Tuesday, December 29, 2015

Data Outages Have Ended

The data outages caused by snow and ice ended Monday morning when the Sun melted the last pieces of ice off of the SDO antennas.
Many thanks to the FOT members who worked to keep the antennas pointed at SDO through a holiday weekend.

Sunday, December 27, 2015

Data Outages Due to Snow in Southern New Mexico

Since last night, the SDO science telemetry downlink has been severely degraded due to snow and ice in southern New Mexico. The telemetry files being delivered to the SOCs have been partial for all three instruments. Accumulations of ice and or snow have probably collected on both SDO1 and SDO2 dishes. At the moment, conditions are still poor. The data outages will stop when the severe weather ceases.

Monday, December 7, 2015

Today's Occultation of Venus and the 2016 Mercury Transit Across the Sun

Today Venus will disappear behind the Moon at varying times across the United States. It will not be visible from SDO as we do not have a lunar transit today. Please see the front page of SpaceWeather.com for details on when to watch this occultation. You will need a pair of binoculars for the best view. Just find the Moon (a little ahead of the Sun in the sky) and watch as the bright dot of Venus goes behind it at about 12:30 p.m. ET.

But that brings up occultations that SDO will see.
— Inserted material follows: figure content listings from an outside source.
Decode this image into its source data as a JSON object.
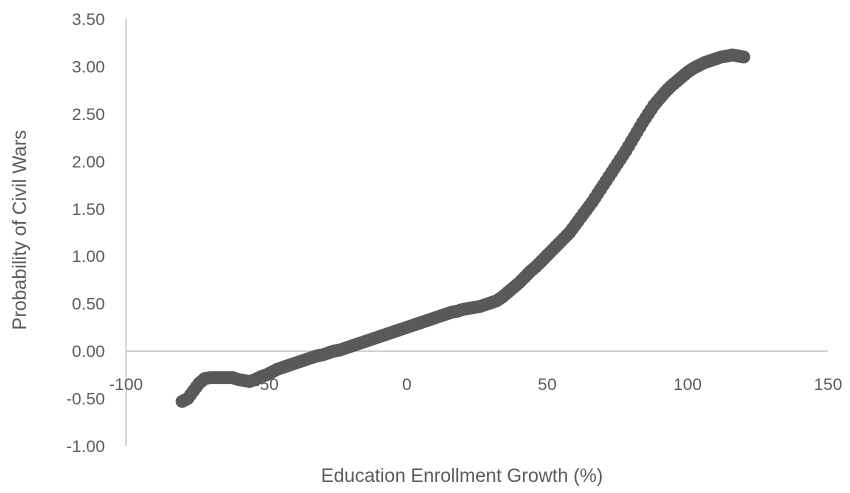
{
  "chart_data": {
    "type": "scatter",
    "xlabel": "Education Enrollment Growth (%)",
    "ylabel": "Probability of Civil Wars",
    "xlim": [
      -100,
      150
    ],
    "ylim": [
      -1.0,
      3.5
    ],
    "x_ticks": [
      "-100",
      "-50",
      "0",
      "50",
      "100",
      "150"
    ],
    "y_ticks": [
      "3.50",
      "3.00",
      "2.50",
      "2.00",
      "1.50",
      "1.00",
      "0.50",
      "0.00",
      "-0.50",
      "-1.00"
    ],
    "grid": false,
    "marker_color": "#595959",
    "series": [
      {
        "points": [
          [
            -80,
            -0.53
          ],
          [
            -78,
            -0.5
          ],
          [
            -76,
            -0.42
          ],
          [
            -74,
            -0.34
          ],
          [
            -72,
            -0.29
          ],
          [
            -70,
            -0.28
          ],
          [
            -68,
            -0.28
          ],
          [
            -66,
            -0.28
          ],
          [
            -64,
            -0.28
          ],
          [
            -62,
            -0.28
          ],
          [
            -60,
            -0.3
          ],
          [
            -58,
            -0.31
          ],
          [
            -56,
            -0.32
          ],
          [
            -54,
            -0.3
          ],
          [
            -52,
            -0.27
          ],
          [
            -50,
            -0.25
          ],
          [
            -48,
            -0.22
          ],
          [
            -46,
            -0.19
          ],
          [
            -44,
            -0.17
          ],
          [
            -42,
            -0.15
          ],
          [
            -40,
            -0.13
          ],
          [
            -38,
            -0.11
          ],
          [
            -36,
            -0.09
          ],
          [
            -34,
            -0.07
          ],
          [
            -32,
            -0.05
          ],
          [
            -30,
            -0.04
          ],
          [
            -28,
            -0.02
          ],
          [
            -26,
            0.0
          ],
          [
            -24,
            0.01
          ],
          [
            -22,
            0.03
          ],
          [
            -20,
            0.05
          ],
          [
            -18,
            0.07
          ],
          [
            -16,
            0.09
          ],
          [
            -14,
            0.11
          ],
          [
            -12,
            0.13
          ],
          [
            -10,
            0.15
          ],
          [
            -8,
            0.17
          ],
          [
            -6,
            0.19
          ],
          [
            -4,
            0.21
          ],
          [
            -2,
            0.23
          ],
          [
            0,
            0.25
          ],
          [
            2,
            0.27
          ],
          [
            4,
            0.29
          ],
          [
            6,
            0.31
          ],
          [
            8,
            0.33
          ],
          [
            10,
            0.35
          ],
          [
            12,
            0.37
          ],
          [
            14,
            0.39
          ],
          [
            16,
            0.41
          ],
          [
            18,
            0.42
          ],
          [
            20,
            0.44
          ],
          [
            22,
            0.45
          ],
          [
            24,
            0.46
          ],
          [
            26,
            0.47
          ],
          [
            28,
            0.49
          ],
          [
            30,
            0.51
          ],
          [
            32,
            0.53
          ],
          [
            34,
            0.57
          ],
          [
            36,
            0.62
          ],
          [
            38,
            0.67
          ],
          [
            40,
            0.72
          ],
          [
            42,
            0.78
          ],
          [
            44,
            0.84
          ],
          [
            46,
            0.89
          ],
          [
            48,
            0.95
          ],
          [
            50,
            1.01
          ],
          [
            52,
            1.07
          ],
          [
            54,
            1.13
          ],
          [
            56,
            1.19
          ],
          [
            58,
            1.25
          ],
          [
            60,
            1.33
          ],
          [
            62,
            1.41
          ],
          [
            64,
            1.49
          ],
          [
            66,
            1.57
          ],
          [
            68,
            1.66
          ],
          [
            70,
            1.75
          ],
          [
            72,
            1.84
          ],
          [
            74,
            1.93
          ],
          [
            76,
            2.02
          ],
          [
            78,
            2.11
          ],
          [
            80,
            2.21
          ],
          [
            82,
            2.31
          ],
          [
            84,
            2.41
          ],
          [
            86,
            2.5
          ],
          [
            88,
            2.59
          ],
          [
            90,
            2.66
          ],
          [
            92,
            2.73
          ],
          [
            94,
            2.79
          ],
          [
            96,
            2.84
          ],
          [
            98,
            2.89
          ],
          [
            100,
            2.94
          ],
          [
            102,
            2.98
          ],
          [
            104,
            3.01
          ],
          [
            106,
            3.04
          ],
          [
            108,
            3.06
          ],
          [
            110,
            3.08
          ],
          [
            112,
            3.1
          ],
          [
            114,
            3.11
          ],
          [
            116,
            3.12
          ],
          [
            118,
            3.11
          ],
          [
            120,
            3.1
          ]
        ]
      }
    ]
  }
}
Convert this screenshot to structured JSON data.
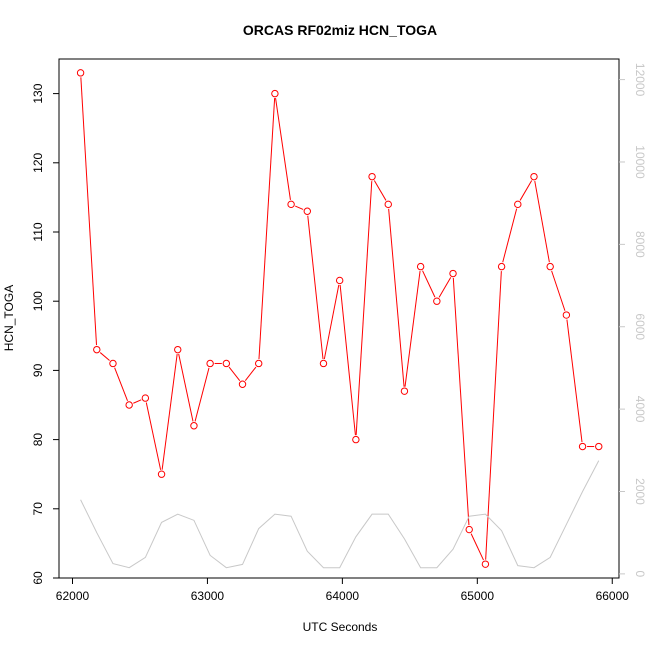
{
  "chart_data": {
    "type": "line",
    "title": "ORCAS RF02miz HCN_TOGA",
    "xlabel": "UTC Seconds",
    "ylabel": "HCN_TOGA",
    "xlim": [
      61900,
      66050
    ],
    "ylim": [
      60,
      135
    ],
    "x_ticks": [
      62000,
      63000,
      64000,
      65000,
      66000
    ],
    "y_ticks": [
      60,
      70,
      80,
      90,
      100,
      110,
      120,
      130
    ],
    "y2lim": [
      -100,
      12500
    ],
    "y2_ticks": [
      0,
      2000,
      4000,
      6000,
      8000,
      10000,
      12000
    ],
    "colors": {
      "primary": "#ff0000",
      "secondary": "#c8c8c8"
    },
    "series": [
      {
        "axis": "left",
        "style": "points-and-lines",
        "x": [
          62060,
          62180,
          62300,
          62420,
          62540,
          62660,
          62780,
          62900,
          63020,
          63140,
          63260,
          63380,
          63500,
          63620,
          63740,
          63860,
          63980,
          64100,
          64220,
          64340,
          64460,
          64580,
          64700,
          64820,
          64940,
          65060,
          65180,
          65300,
          65420,
          65540,
          65660,
          65780,
          65900
        ],
        "values": [
          133,
          93,
          91,
          85,
          86,
          75,
          93,
          82,
          91,
          91,
          88,
          91,
          130,
          114,
          113,
          91,
          103,
          80,
          118,
          114,
          87,
          105,
          100,
          104,
          67,
          62,
          105,
          114,
          118,
          105,
          98,
          79,
          79
        ]
      },
      {
        "axis": "right",
        "style": "line",
        "x": [
          62060,
          62180,
          62300,
          62420,
          62540,
          62660,
          62780,
          62900,
          63020,
          63140,
          63260,
          63380,
          63500,
          63620,
          63740,
          63860,
          63980,
          64100,
          64220,
          64340,
          64460,
          64580,
          64700,
          64820,
          64940,
          65060,
          65180,
          65300,
          65420,
          65540,
          65660,
          65780,
          65900
        ],
        "values": [
          1800,
          1000,
          250,
          150,
          400,
          1250,
          1450,
          1300,
          450,
          150,
          230,
          1100,
          1450,
          1400,
          550,
          150,
          150,
          900,
          1450,
          1450,
          850,
          150,
          150,
          600,
          1400,
          1450,
          1050,
          200,
          150,
          400,
          1200,
          2000,
          2750
        ]
      }
    ]
  }
}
Next year we will see a transit of Mercury across the disk of the Sun on May 9, 2016. Here is a movie of the transit (using our predicted ephemeris, but it should be fairly close.)

The 2016 Mercury transit will last 7.5 hours. Mercury will touch the edge of the Sun at 1112 UTC (7:12 a.m. ET, called first contact), move completely into the disk at 1115 UTC, cross the center of the Sun at 1457 UTC, touch the far edge of the Sun at 1839 UTC, and leave the disk at 1842 UTC (2:42 p.m. ET, fourth contact). Unlike the 2012 Venus Transit, which was only visible in Alaska and Hawai'i, this transit will be visible throughout North America. People in the USA will be able to see most, if not all, of this transit.

Mercury is smaller and further from the Earth, so, compared to the transit of Venus in 2012, it will be a smaller disk as it passes between SDO and the Sun. Due to the shorter orbital period, transits of Mercury are more common than transits of Venus.

Johannes Kepler predicted a transit of Mercury would occur in November 1631. The first observed transit of Mercury was on November 7, 1631 by Pierre Gassendi. This was the first observed planet transit and showed that Kepler's equations of planetary motion could be used to predict the positions of planets.

SDO will provide near-realtime pictures of the Mercury Transit at a dedicated webpage. More details as the time approaches.

While you are waiting, grab your binoculars and go watch Venus disappear behind the Moon!

Thursday, November 5, 2015

See SDO 4k Movies and Projected over Dublin

Trinity College Dublin (Ireland) is running a campaign in Dublin called City of Physics, showing the city of Dublin the beauty of physics. For their opening nights at the end of October, they projected images from the SDO instrument onto a city centre building. A short video is available to show the reaction of people in the city is at https://www.youtube.com/watch?v=mpEj_4aanDA. Check out the undergraduate students busy talking to Dubliners about SDO.

When SDO was launched TVs were displaying 720p resolution. In the five years since we have seen TV screens at 1080p and now UltraHD (3840 pixels by 2160 pixels.) This means we can show half of the Sun in full SDO resolution on commercially available screens. As a result, NASA has released a new of 4k ultra-HD movies of SDO imagery. These are also on YouTube. But to get the full impact of the UltraHD resolution you need to download the movies from SVS website.

The SDO webpage also has a list of UltraHD movies. We are planning to start releasing daily UltraHD movies.

If only UltraHD allowed us to show the entire disk of the Sun at the native resolution of the SDO imagers! But that must await the next generation of screens.

Wednesday, October 28, 2015

Today is Calibration Maneuver Day!

SDO will perform two calibration maneuvers today. The EVE field of view maneuver will run from 1315-1557 UTC (9:15 am-1:57 pm ET) and HMI/AIA Flatfield will run from 1630-1907 UTC (2:30-5:07 pm ET). SDO science data will not be available from 1315-1910 UTC (9:15 am-5:10 pm ET), although the AIA near-realtime images on the SDO website will show the Sun running back and forth across the images.

Monday, October 12, 2015

Another Lunar Transit Today

SDO will see another lunar transit today from 1718 UTC (1:18 p.m. ET) until 1733 UTC (1:33 p.m. ET). Although this is a very short transit, the Moon will occult part of the fine guidance system in AIA so we will turn off the fine guidance during the transit. That means the AIA images will drift a little and the HMI Dopplergrams and magnetograms will not be created.

Friday, October 9, 2015

SDO Website is back up

The maintenance on the SDO web and data servers is complete the website is back up and running normally. Thank you.